Without spending inordinate amounts of time on each one, what are these AE’s? In no particular order they include, “mitochondrial encephalomyopathy, fatigue, cognitive problems, gastrointestinal and neurological symptoms, psychiatric symptoms, sleep problems, and glucose elevations.” All of this begs the question, what can be done to reverse course and get better?
“Randomized trial evidence has little to offer in understanding recovery profiles for statin AEs. Even for the most commonly reported AEs involving statins, patients state that physicians often dismiss the possibility that their AE may be statin related. Failure to recognize drug AEs can prevent needed reassessment of the risk-benefit profile for statin treatment – and where appropriate, modification of the treatment regimen, in the face of possible or probable statin AEs.”
This is exactly what I saw with my father in law. No matter how serious the side effects or how many times he told his doctors he could not take statins because they caused both pain and weakness, they constantly pushed him to take the drugs. “Try them again, you might have gotten over your reaction to them. It may have been a fluke. Try a different dose. Try a different drug. Try that drug with this drug.” It was crazy.
And although the first step in solving AE’s of all sorts should probably include supplementing with CoQ10 (as well as calling your doctor to be taken off the statin immediately), there are plenty of others that could make a difference as well. Chief among those would be diet, which was not mentioned in this meta-analysis, although Dr. Golomb has lectured on EVIDENCE-BASED DIET.
As you’ve seen, cholesterol is important. It’s good stuff. Good stuff. So, why does it sometimes stick to arteries? When the body is in A STATE OF PERPETUAL INFLAMMATION, the arterial walls become damaged and in similar fashion to other epithelial tissue barriers, “LEAKY“. The body then uses the wax-like fat, cholesterol, to patch the damage.
This process is also dose-dependant, meaning that the more SYSTEMIC INFLAMMATION, the greater the damage that must be repaired, and the more cholesterol is ultimately deposited on the arterial walls. And what does society continue doing (medical community included)? The public is continually told, bad cholesterol, bad cholesterol, bad cholesterol, good statins, good statins, good statins. And through all of this, there’s another dirty little secret that I haven’t even mentioned yet.

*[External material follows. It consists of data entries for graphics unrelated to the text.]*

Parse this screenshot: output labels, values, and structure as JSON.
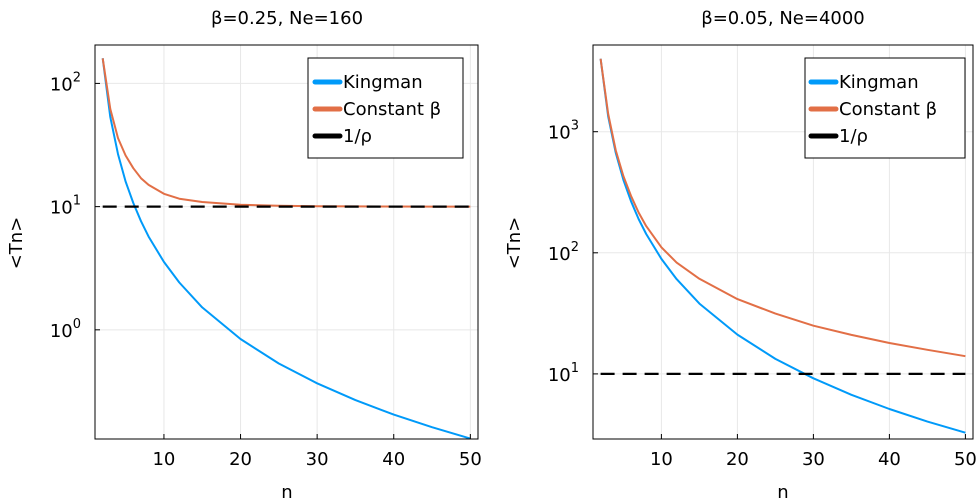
{
  "chart_data": [
    {
      "type": "line",
      "title": "β=0.25, Ne=160",
      "xlabel": "n",
      "ylabel": "<Tn>",
      "yscale": "log",
      "xlim": [
        1,
        51
      ],
      "ylim": [
        0.13,
        205
      ],
      "xticks": [
        10,
        20,
        30,
        40,
        50
      ],
      "xtick_labels": [
        "10",
        "20",
        "30",
        "40",
        "50"
      ],
      "yticks": [
        1,
        10,
        100
      ],
      "ytick_labels": [
        [
          "10",
          "0"
        ],
        [
          "10",
          "1"
        ],
        [
          "10",
          "2"
        ]
      ],
      "grid": true,
      "legend_position": "top-right",
      "series": [
        {
          "name": "Kingman",
          "color": "#009af9",
          "style": "solid",
          "x": [
            2,
            3,
            4,
            5,
            6,
            7,
            8,
            10,
            12,
            15,
            20,
            25,
            30,
            35,
            40,
            45,
            50
          ],
          "y": [
            160,
            53.3,
            26.7,
            16,
            10.7,
            7.62,
            5.71,
            3.56,
            2.42,
            1.52,
            0.842,
            0.533,
            0.368,
            0.269,
            0.205,
            0.162,
            0.131
          ]
        },
        {
          "name": "Constant β",
          "color": "#e26f46",
          "style": "solid",
          "x": [
            2,
            3,
            4,
            5,
            6,
            7,
            8,
            10,
            12,
            15,
            20,
            25,
            30,
            35,
            40,
            45,
            50
          ],
          "y": [
            160,
            62,
            36,
            26,
            20.5,
            17,
            15,
            12.7,
            11.6,
            10.9,
            10.35,
            10.15,
            10.07,
            10.04,
            10.02,
            10.01,
            10.0
          ]
        },
        {
          "name": "1/ρ",
          "color": "#000000",
          "style": "dashed",
          "x": [
            2,
            50
          ],
          "y": [
            10,
            10
          ]
        }
      ]
    },
    {
      "type": "line",
      "title": "β=0.05, Ne=4000",
      "xlabel": "n",
      "ylabel": "<Tn>",
      "yscale": "log",
      "xlim": [
        1,
        51
      ],
      "ylim": [
        2.9,
        5200
      ],
      "xticks": [
        10,
        20,
        30,
        40,
        50
      ],
      "xtick_labels": [
        "10",
        "20",
        "30",
        "40",
        "50"
      ],
      "yticks": [
        10,
        100,
        1000
      ],
      "ytick_labels": [
        [
          "10",
          "1"
        ],
        [
          "10",
          "2"
        ],
        [
          "10",
          "3"
        ]
      ],
      "grid": true,
      "legend_position": "top-right",
      "series": [
        {
          "name": "Kingman",
          "color": "#009af9",
          "style": "solid",
          "x": [
            2,
            3,
            4,
            5,
            6,
            7,
            8,
            10,
            12,
            15,
            20,
            25,
            30,
            35,
            40,
            45,
            50
          ],
          "y": [
            4000,
            1333,
            667,
            400,
            267,
            190,
            143,
            89,
            60.6,
            38.1,
            21.1,
            13.3,
            9.2,
            6.72,
            5.13,
            4.04,
            3.27
          ]
        },
        {
          "name": "Constant β",
          "color": "#e26f46",
          "style": "solid",
          "x": [
            2,
            3,
            4,
            5,
            6,
            7,
            8,
            10,
            12,
            15,
            20,
            25,
            30,
            35,
            40,
            45,
            50
          ],
          "y": [
            4000,
            1400,
            700,
            430,
            295,
            215,
            166,
            111,
            83,
            61,
            41.5,
            31.5,
            25,
            21,
            18,
            15.8,
            14
          ]
        },
        {
          "name": "1/ρ",
          "color": "#000000",
          "style": "dashed",
          "x": [
            2,
            50
          ],
          "y": [
            10,
            10
          ]
        }
      ]
    }
  ]
}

In similar fashion to our national war on BLOOD SUGAR (via gravy-sucking DIABETES DRUGS), we continue to viciously attack surrogate markers (in the case of statins, cholesterol), while the real markers of health (rates of morbidity and mortality) barely budge — the whole relative risk -vs- absolute risk phenomenon (HERE). In other words, even though statins frequently lower cholesterol like crazy, they have far less effect on improving your chances of having heart attacks, strokes, or an early death. And let’s be honest with each other for just a moment; who can trust our current cholesterol guidelines anyway (HERE)?

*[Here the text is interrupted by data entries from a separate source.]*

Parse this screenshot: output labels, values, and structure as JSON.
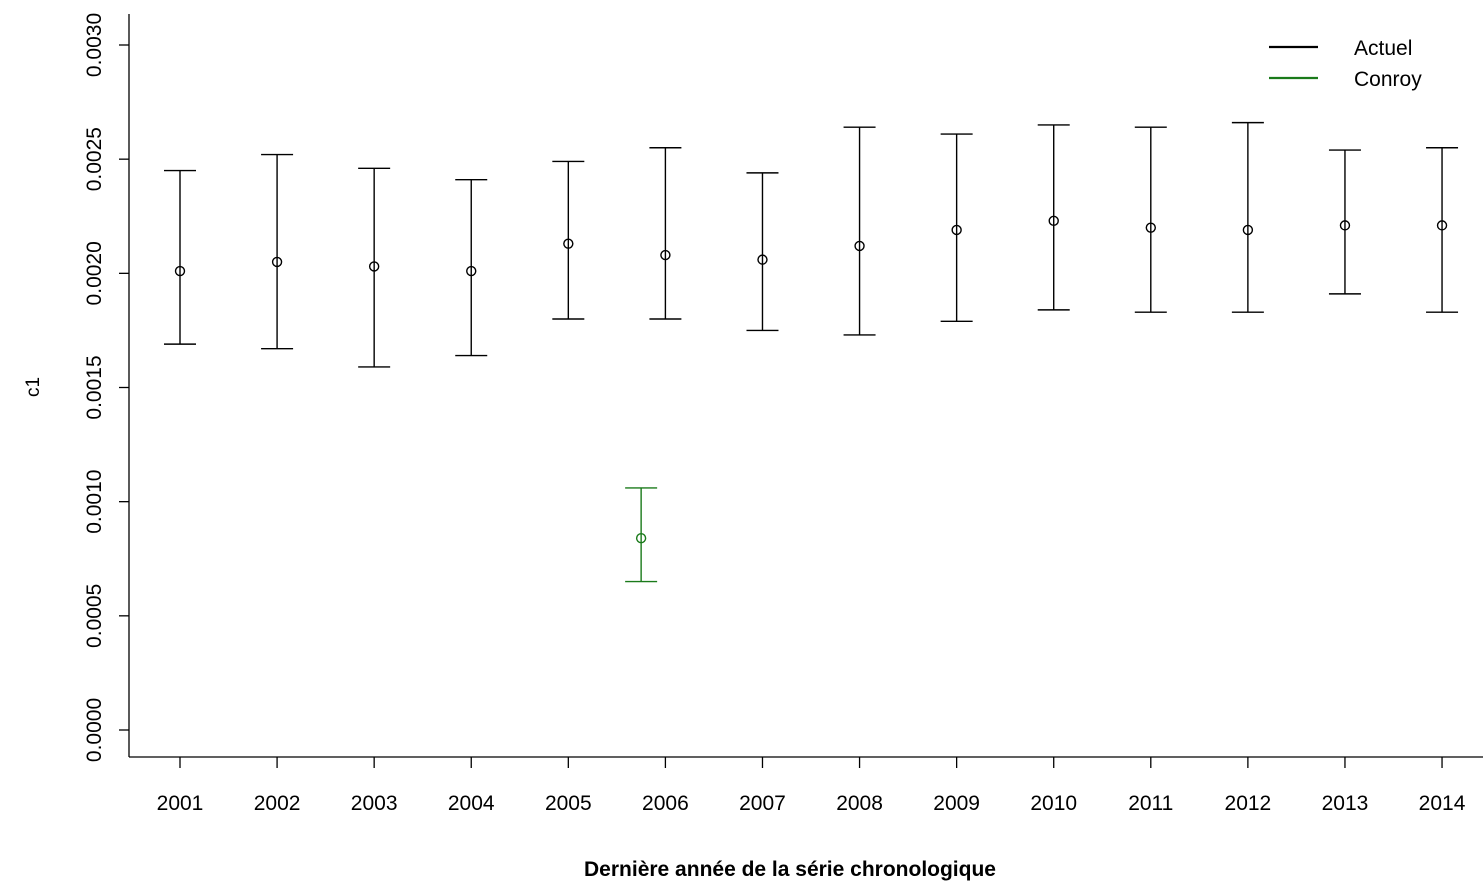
{
  "chart_data": {
    "type": "scatter",
    "title": "",
    "xlabel": "Dernière année de la série chronologique",
    "ylabel": "c1",
    "ylim": [
      0,
      0.003
    ],
    "yticks": [
      "0.0000",
      "0.0005",
      "0.0010",
      "0.0015",
      "0.0020",
      "0.0025",
      "0.0030"
    ],
    "x_ticks": [
      "2001",
      "2002",
      "2003",
      "2004",
      "2005",
      "2006",
      "2007",
      "2008",
      "2009",
      "2010",
      "2011",
      "2012",
      "2013",
      "2014"
    ],
    "grid": false,
    "legend_position": "top-right",
    "series": [
      {
        "name": "Actuel",
        "color": "#000000",
        "points": [
          {
            "x": 2001,
            "y": 0.00201,
            "lower": 0.00169,
            "upper": 0.00245
          },
          {
            "x": 2002,
            "y": 0.00205,
            "lower": 0.00167,
            "upper": 0.00252
          },
          {
            "x": 2003,
            "y": 0.00203,
            "lower": 0.00159,
            "upper": 0.00246
          },
          {
            "x": 2004,
            "y": 0.00201,
            "lower": 0.00164,
            "upper": 0.00241
          },
          {
            "x": 2005,
            "y": 0.00213,
            "lower": 0.0018,
            "upper": 0.00249
          },
          {
            "x": 2006,
            "y": 0.00208,
            "lower": 0.0018,
            "upper": 0.00255
          },
          {
            "x": 2007,
            "y": 0.00206,
            "lower": 0.00175,
            "upper": 0.00244
          },
          {
            "x": 2008,
            "y": 0.00212,
            "lower": 0.00173,
            "upper": 0.00264
          },
          {
            "x": 2009,
            "y": 0.00219,
            "lower": 0.00179,
            "upper": 0.00261
          },
          {
            "x": 2010,
            "y": 0.00223,
            "lower": 0.00184,
            "upper": 0.00265
          },
          {
            "x": 2011,
            "y": 0.0022,
            "lower": 0.00183,
            "upper": 0.00264
          },
          {
            "x": 2012,
            "y": 0.00219,
            "lower": 0.00183,
            "upper": 0.00266
          },
          {
            "x": 2013,
            "y": 0.00221,
            "lower": 0.00191,
            "upper": 0.00254
          },
          {
            "x": 2014,
            "y": 0.00221,
            "lower": 0.00183,
            "upper": 0.00255
          }
        ]
      },
      {
        "name": "Conroy",
        "color": "#1a7a1a",
        "points": [
          {
            "x": 2005.75,
            "y": 0.00084,
            "lower": 0.00065,
            "upper": 0.00106
          }
        ]
      }
    ]
  }
}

Just like the FLU VACCINE, which I have been spending a great deal of time on recently, statin drugs don’t really do what’s claimed of them. Fortunately, however, if you have issues with cholesterol, there are ways to attack the inflammation that is at the very least, a significant contributing factor (HERE).

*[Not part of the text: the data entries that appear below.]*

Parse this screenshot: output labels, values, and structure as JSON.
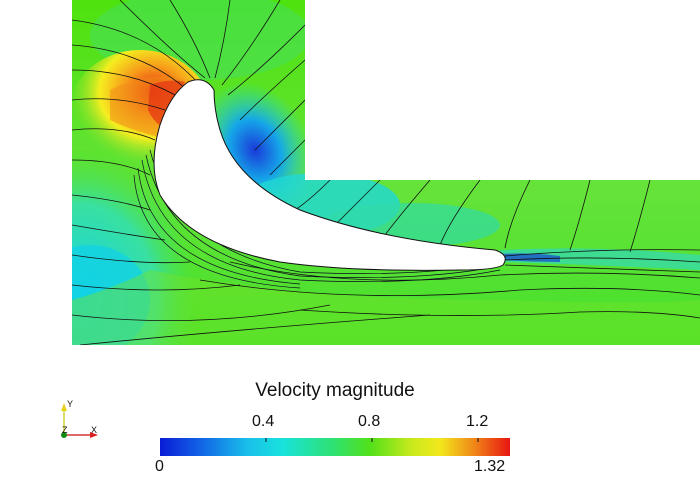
{
  "legend": {
    "title": "Velocity magnitude",
    "min_label": "0",
    "max_label": "1.32",
    "ticks": [
      "0.4",
      "0.8",
      "1.2"
    ]
  },
  "axes": {
    "y_label": "Y",
    "z_label": "Z",
    "x_label": "X"
  },
  "colors": {
    "low": "#0a1cd6",
    "mid_low": "#19d8e6",
    "mid": "#3fe01a",
    "mid_high": "#f2ee1c",
    "high": "#e81411",
    "background": "#ffffff"
  }
}
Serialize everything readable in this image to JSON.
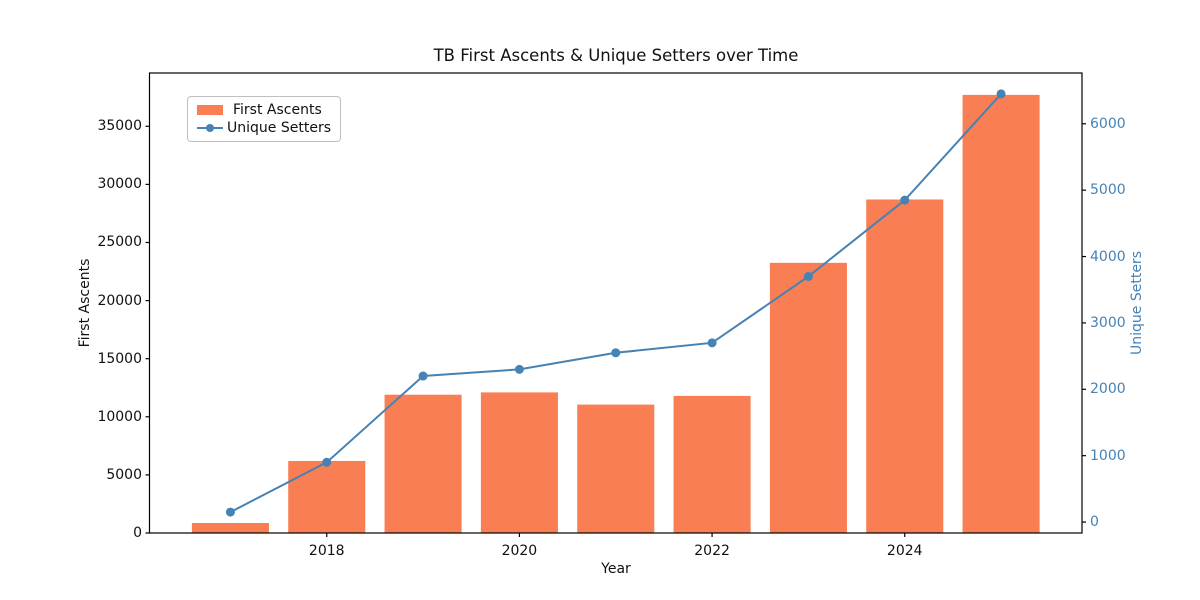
{
  "chart_data": {
    "type": "combo",
    "title": "TB First Ascents & Unique Setters over Time",
    "xlabel": "Year",
    "ylabel_left": "First Ascents",
    "ylabel_right": "Unique Setters",
    "x": [
      2017,
      2018,
      2019,
      2020,
      2021,
      2022,
      2023,
      2024,
      2025
    ],
    "series": [
      {
        "name": "First Ascents",
        "type": "bar",
        "axis": "left",
        "color": "#FA7E54",
        "values": [
          860,
          6200,
          11900,
          12100,
          11050,
          11800,
          23250,
          28700,
          37700
        ]
      },
      {
        "name": "Unique Setters",
        "type": "line",
        "axis": "right",
        "color": "#4682B4",
        "values": [
          150,
          900,
          2200,
          2300,
          2550,
          2700,
          3700,
          4850,
          6450
        ]
      }
    ],
    "x_ticks": [
      2018,
      2020,
      2022,
      2024
    ],
    "y_ticks_left": [
      0,
      5000,
      10000,
      15000,
      20000,
      25000,
      30000,
      35000
    ],
    "y_ticks_right": [
      0,
      1000,
      2000,
      3000,
      4000,
      5000,
      6000
    ],
    "xlim": [
      2016.16,
      2025.84
    ],
    "ylim_left": [
      0,
      39585
    ],
    "ylim_right": [
      -165,
      6765
    ],
    "bar_width": 0.8,
    "grid": false,
    "legend": {
      "position": "upper left",
      "labels": [
        "First Ascents",
        "Unique Setters"
      ]
    },
    "right_axis_color": "#4682B4",
    "text_color": "#111111",
    "spine_color": "#000000"
  }
}
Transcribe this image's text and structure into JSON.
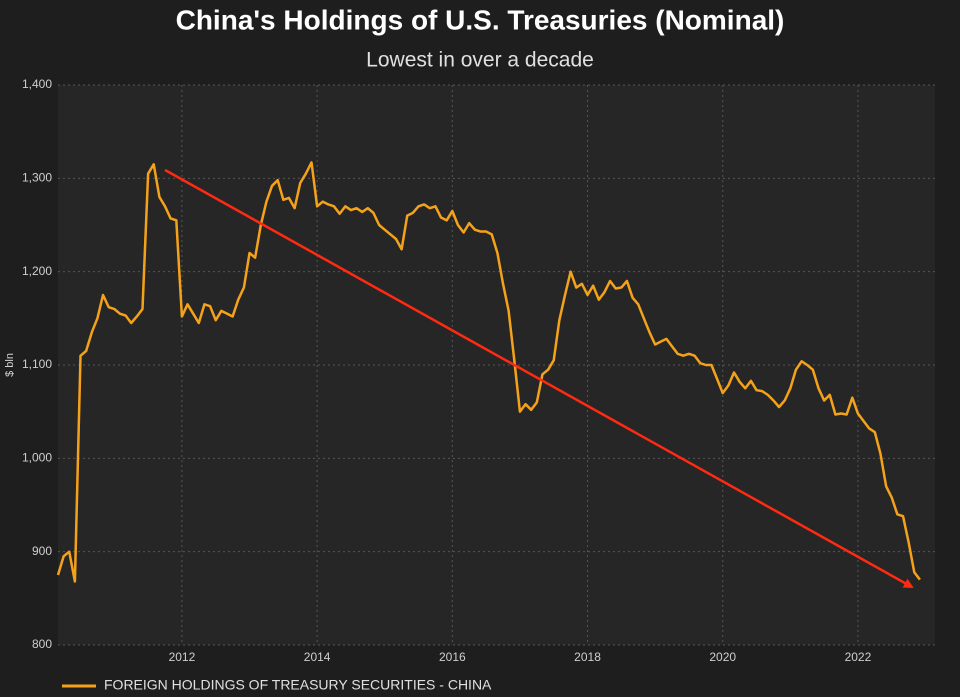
{
  "chart_data": {
    "type": "line",
    "title": "China's Holdings of U.S. Treasuries (Nominal)",
    "subtitle": "Lowest in over a decade",
    "y_label": "$ bln",
    "x": [
      2010.167,
      2010.25,
      2010.333,
      2010.417,
      2010.5,
      2010.583,
      2010.667,
      2010.75,
      2010.833,
      2010.917,
      2011,
      2011.083,
      2011.167,
      2011.25,
      2011.333,
      2011.417,
      2011.5,
      2011.583,
      2011.667,
      2011.75,
      2011.833,
      2011.917,
      2012,
      2012.083,
      2012.167,
      2012.25,
      2012.333,
      2012.417,
      2012.5,
      2012.583,
      2012.667,
      2012.75,
      2012.833,
      2012.917,
      2013,
      2013.083,
      2013.167,
      2013.25,
      2013.333,
      2013.417,
      2013.5,
      2013.583,
      2013.667,
      2013.75,
      2013.833,
      2013.917,
      2014,
      2014.083,
      2014.167,
      2014.25,
      2014.333,
      2014.417,
      2014.5,
      2014.583,
      2014.667,
      2014.75,
      2014.833,
      2014.917,
      2015,
      2015.083,
      2015.167,
      2015.25,
      2015.333,
      2015.417,
      2015.5,
      2015.583,
      2015.667,
      2015.75,
      2015.833,
      2015.917,
      2016,
      2016.083,
      2016.167,
      2016.25,
      2016.333,
      2016.417,
      2016.5,
      2016.583,
      2016.667,
      2016.75,
      2016.833,
      2016.917,
      2017,
      2017.083,
      2017.167,
      2017.25,
      2017.333,
      2017.417,
      2017.5,
      2017.583,
      2017.667,
      2017.75,
      2017.833,
      2017.917,
      2018,
      2018.083,
      2018.167,
      2018.25,
      2018.333,
      2018.417,
      2018.5,
      2018.583,
      2018.667,
      2018.75,
      2018.833,
      2018.917,
      2019,
      2019.083,
      2019.167,
      2019.25,
      2019.333,
      2019.417,
      2019.5,
      2019.583,
      2019.667,
      2019.75,
      2019.833,
      2019.917,
      2020,
      2020.083,
      2020.167,
      2020.25,
      2020.333,
      2020.417,
      2020.5,
      2020.583,
      2020.667,
      2020.75,
      2020.833,
      2020.917,
      2021,
      2021.083,
      2021.167,
      2021.25,
      2021.333,
      2021.417,
      2021.5,
      2021.583,
      2021.667,
      2021.75,
      2021.833,
      2021.917,
      2022,
      2022.083,
      2022.167,
      2022.25,
      2022.333,
      2022.417,
      2022.5,
      2022.583,
      2022.667,
      2022.75,
      2022.833,
      2022.917
    ],
    "series": [
      {
        "name": "FOREIGN HOLDINGS OF TREASURY SECURITIES - CHINA",
        "color": "#f5a21b",
        "values": [
          875,
          895,
          900,
          868,
          1110,
          1115,
          1135,
          1150,
          1175,
          1162,
          1160,
          1155,
          1153,
          1145,
          1152,
          1160,
          1305,
          1315,
          1280,
          1270,
          1257,
          1255,
          1152,
          1165,
          1155,
          1145,
          1165,
          1163,
          1148,
          1158,
          1155,
          1152,
          1170,
          1183,
          1220,
          1215,
          1250,
          1275,
          1292,
          1298,
          1277,
          1279,
          1268,
          1295,
          1305,
          1317,
          1270,
          1275,
          1272,
          1270,
          1262,
          1270,
          1266,
          1268,
          1264,
          1268,
          1263,
          1250,
          1245,
          1240,
          1235,
          1224,
          1260,
          1263,
          1270,
          1272,
          1268,
          1270,
          1258,
          1255,
          1265,
          1250,
          1242,
          1252,
          1245,
          1243,
          1243,
          1240,
          1220,
          1187,
          1158,
          1105,
          1050,
          1058,
          1052,
          1060,
          1090,
          1095,
          1105,
          1148,
          1175,
          1200,
          1183,
          1187,
          1175,
          1185,
          1170,
          1178,
          1190,
          1182,
          1183,
          1190,
          1172,
          1165,
          1150,
          1135,
          1122,
          1125,
          1128,
          1120,
          1112,
          1110,
          1112,
          1110,
          1102,
          1100,
          1100,
          1085,
          1070,
          1078,
          1092,
          1082,
          1075,
          1083,
          1073,
          1072,
          1068,
          1062,
          1055,
          1062,
          1075,
          1095,
          1104,
          1100,
          1095,
          1075,
          1062,
          1068,
          1047,
          1048,
          1047,
          1065,
          1048,
          1040,
          1032,
          1028,
          1005,
          970,
          958,
          940,
          938,
          910,
          878,
          870
        ]
      }
    ],
    "xlim": [
      2010.167,
      2023.14
    ],
    "xticks": [
      2012,
      2014,
      2016,
      2018,
      2020,
      2022
    ],
    "ylim": [
      800,
      1400
    ],
    "yticks": [
      800,
      900,
      {
        "value": 1000,
        "label": "1,000"
      },
      {
        "value": 1100,
        "label": "1,100"
      },
      {
        "value": 1200,
        "label": "1,200"
      },
      {
        "value": 1300,
        "label": "1,300"
      },
      {
        "value": 1400,
        "label": "1,400"
      }
    ],
    "grid": true
  }
}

And as always, be sure and ask your doctor if it’s safe to switch from a diet of TWINKIES and HYPER-PROCESSED GRAINS, to a diet of WHOLE FOODS, based on ANTI-INFLAMMATORY PROPERTIES (I’ve been a fan of those under the PALEO umbrella for a long time, although KETOGENIC is exciting for helping regulate cholesterol as well). Dr. Golomb’s ground-breaking study is one more proof that your doctor can’t do it for you; that real health is largely on your shoulders.